Sclerostin: therapeutic horizons based upon its actions.

机构信息

Department of Medicine, Division of Endocrinology, Metabolic Bone Diseases Unit, College of Physicians and Surgeons, Columbia University, New York, NY 10032, USA.

出版信息

Curr Osteoporos Rep. 2012 Mar;10(1):64-72. doi: 10.1007/s11914-011-0089-5.

Abstract

Inactivating mutations of the SOST gene cause a reduction in sclerostin levels and are associated with high bone mass. The clinical phenotypes, sclerosteosis and van Buchem's disease, were described in 1950s. Much later, it was learned that both diseases are due to loss-of-function mutations in the SOST gene.
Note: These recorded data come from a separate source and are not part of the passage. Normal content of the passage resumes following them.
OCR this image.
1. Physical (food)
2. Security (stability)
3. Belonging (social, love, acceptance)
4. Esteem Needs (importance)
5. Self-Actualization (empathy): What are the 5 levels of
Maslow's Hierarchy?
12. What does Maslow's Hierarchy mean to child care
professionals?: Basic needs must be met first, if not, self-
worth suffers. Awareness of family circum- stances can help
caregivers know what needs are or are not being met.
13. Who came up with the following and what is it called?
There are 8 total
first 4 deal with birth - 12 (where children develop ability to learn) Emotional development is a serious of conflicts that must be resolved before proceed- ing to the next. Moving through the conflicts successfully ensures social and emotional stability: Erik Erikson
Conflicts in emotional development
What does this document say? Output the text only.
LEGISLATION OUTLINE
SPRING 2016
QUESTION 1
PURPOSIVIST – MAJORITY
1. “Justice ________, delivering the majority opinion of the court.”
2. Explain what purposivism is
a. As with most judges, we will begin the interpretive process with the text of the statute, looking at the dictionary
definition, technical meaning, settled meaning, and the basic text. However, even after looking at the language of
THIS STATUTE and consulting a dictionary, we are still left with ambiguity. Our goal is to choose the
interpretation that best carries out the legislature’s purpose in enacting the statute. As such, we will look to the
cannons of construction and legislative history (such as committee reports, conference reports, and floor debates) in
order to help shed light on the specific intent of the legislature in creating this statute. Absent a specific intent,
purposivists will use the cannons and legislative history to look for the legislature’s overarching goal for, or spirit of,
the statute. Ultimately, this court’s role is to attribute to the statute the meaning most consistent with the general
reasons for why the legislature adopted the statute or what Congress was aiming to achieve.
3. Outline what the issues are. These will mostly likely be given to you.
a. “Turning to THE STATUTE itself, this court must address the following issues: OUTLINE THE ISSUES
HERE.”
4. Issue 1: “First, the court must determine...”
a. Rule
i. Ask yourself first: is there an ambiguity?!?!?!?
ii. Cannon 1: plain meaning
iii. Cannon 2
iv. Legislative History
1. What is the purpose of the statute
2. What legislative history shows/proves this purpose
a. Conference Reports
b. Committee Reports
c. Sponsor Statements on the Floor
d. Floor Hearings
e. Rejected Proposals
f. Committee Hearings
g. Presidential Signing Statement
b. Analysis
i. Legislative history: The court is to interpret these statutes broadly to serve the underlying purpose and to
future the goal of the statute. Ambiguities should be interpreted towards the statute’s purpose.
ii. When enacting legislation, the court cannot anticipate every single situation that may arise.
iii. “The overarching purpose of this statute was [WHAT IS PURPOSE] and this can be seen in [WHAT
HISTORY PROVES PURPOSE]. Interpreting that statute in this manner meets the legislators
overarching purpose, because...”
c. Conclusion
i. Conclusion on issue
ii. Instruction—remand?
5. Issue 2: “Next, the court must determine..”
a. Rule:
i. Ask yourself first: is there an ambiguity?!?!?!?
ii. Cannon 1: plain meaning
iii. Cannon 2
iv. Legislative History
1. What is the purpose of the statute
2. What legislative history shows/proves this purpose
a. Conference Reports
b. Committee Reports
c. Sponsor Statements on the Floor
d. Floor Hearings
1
As a regulator of an important osteoanabolic pathway, Wnt, inactivation of SOST leads to a stimulation of the pathway it regulates. The high bone mass in patients with either sclerosteosis or van Buchem's disease is associated with unusual skeletal strength; they do not fracture. Knowledge of this molecule and its actions led rather quickly to the development of anti-sclerostin antibodies that lead to marked increases in bone mass in both animals and human subjects. Blocking sclerostin action with anti-sclerostin antibodies is a promising new therapeutic approach to osteoanabolic therapy of osteoporosis.

摘要

SOST 基因突变会导致骨硬化蛋白水平降低,并与高骨量有关。骨硬化症和范可尼氏骨发育不良这两种临床表型在 20 世纪 50 年代被描述。很久以后,人们才了解到这两种疾病都是由于 SOST 基因突变导致其功能丧失所致。作为 Wnt 这一重要成骨途径的调节因子,SOST 的失活会刺激其调节的途径。骨硬化症或范可尼氏骨发育不良患者的高骨量与异常的骨骼强度有关;他们不会骨折。对该分子及其作用的认识很快导致了抗骨硬化蛋白抗体的开发,这在动物和人类受试者中均导致骨量显著增加。用抗骨硬化蛋白抗体阻断骨硬化蛋白的作用是治疗骨质疏松症成骨治疗的一种很有前途的新方法。